Learn to control your emotions.
Another effective way to overcome being possessive and clingy is to overcome being possessive and clingy is by learning how to control your Emotions and love moderately.
Don’t be too spontaneous in expressing your love, sometimes you need to slow done, and that can be easily achieved by devoting more time to other things that will add value to your life, in such that you won’t have time to be all over someone you’re in a relationship with.
Mastering this act will help to maintain your sanity. You don’t have to worry yourself unnecessarily over what your partner is doing. You will be in charge of your emotions and can easily discard them when the love is unrequited.

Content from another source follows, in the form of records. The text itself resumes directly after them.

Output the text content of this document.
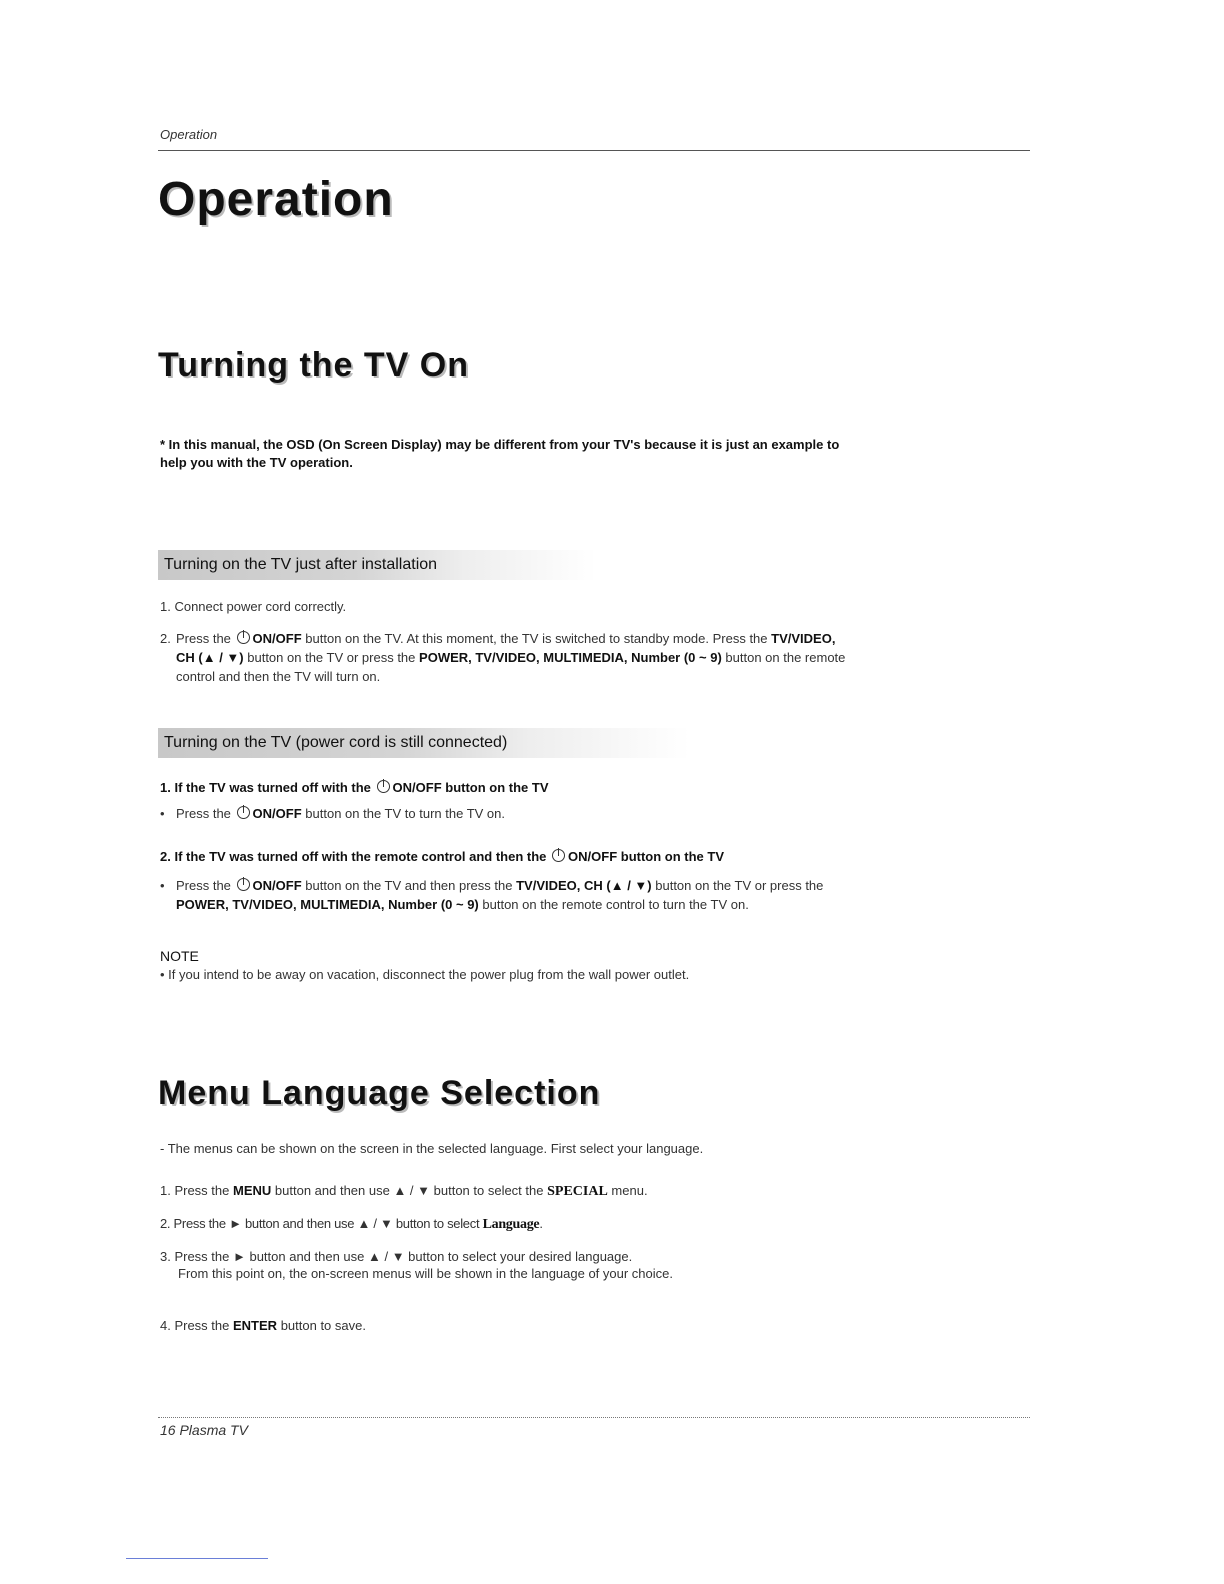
Operation
Operation
Turning the TV On
* In this manual, the OSD (On Screen Display) may be different from your TV's because it is just an example to help you with the TV operation.
Turning on the TV just after installation
1. Connect power cord correctly.
2. Press the ON/OFF button on the TV. At this moment, the TV is switched to standby mode. Press the TV/VIDEO, CH (▲ / ▼) button on the TV or press the POWER, TV/VIDEO, MULTIMEDIA, Number (0 ~ 9) button on the remote control and then the TV will turn on.
Turning on the TV (power cord is still connected)
1. If the TV was turned off with the ON/OFF button on the TV
• Press the ON/OFF button on the TV to turn the TV on.
2. If the TV was turned off with the remote control and then the ON/OFF button on the TV
• Press the ON/OFF button on the TV and then press the TV/VIDEO, CH (▲ / ▼) button on the TV or press the POWER, TV/VIDEO, MULTIMEDIA, Number (0 ~ 9) button on the remote control to turn the TV on.
NOTE
• If you intend to be away on vacation, disconnect the power plug from the wall power outlet.
Menu Language Selection
- The menus can be shown on the screen in the selected language. First select your language.
1. Press the MENU button and then use ▲ / ▼ button to select the SPECIAL menu.
2. Press the ► button and then use ▲ / ▼ button to select Language.
3. Press the ► button and then use ▲ / ▼ button to select your desired language.
From this point on, the on-screen menus will be shown in the language of your choice.
4. Press the ENTER button to save.
16 Plasma TV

stay away from one sided relationship.
Often times, people become so clingy and possessive when they’re involved in a one sided relationship when it is obvious that someone isn’t returning the kind of energy you give them, there’s a tendency that you”ll like to measure up with yours in other to have his flaws covered. This act can lead to clingy behaviours. However, this is quiet a wrong move. One sided love should be discarded. No matter how possessive you’re, you can never attract genuine love and attention from a heart that doesn’t feel a thing for you.
communicate effectively with your partner.
When it seems that things ain’t going right in your relationship, instead of being unnecessarily insecure which may lead to possessiveness and clingy habits, the first thing you should do is to communicate with your partner. Relate your fears to them, the situation might not be what you insinuated or assumed it to be. It could be that they are busy or they’re having bad times. Every relationship and marital problems is best resolved by communication. In that way, you both can reach a compromise and enhance your union.
Avioid too much dependency.
Clingy behaviours and possessiveness can occur as a result of too much dependency. In other to overcome being possessive and clingy, you have to avoid being too dependent on your partner.
No matter how blissful your relationship is, always work to have a life of your own. Work on your emotions, finances and other psychological aspect. Invest immensely in your self, before venturing into a relationship, so you can easily adapt to changes if peradventure they happen, and also to help you manage your emotions. So many people in toxic relationship cannot leave because they depend on their partner for virtually everything which is an error.
love your self.
Your first expression of love should be on yourself. When there’s self love, there will be confidence and high self esteem.
You don’t have to cling unto someone to validate your strength. You can confidently handle some certain things without having to rely on your partner. Having this great trait will make them value you more and hold in high esteem.
Choose your circle wisely.
When you’re with the right circle of friend, you will gat to see others with great potentials, quality and intellect than your partner, this will help you realize that you’ve gat other options and not see your partner as your semi god.
Being with other people with exceptional qualities will make you regard your partner as a normal human with flaws, and not like your only source of happiness.
The goal is to strike a balance with your emotions, in other to achieve that, you have to associate with others and see the good qualities in them, so you won’t end up placing another individual above your self, by becoming too attached to them.
The right circle of friends will make you see your relationship from another perspective. Rather than becoming too possessive and clingy, you”ll be more brave to decline any form of ill treatment from your significant other.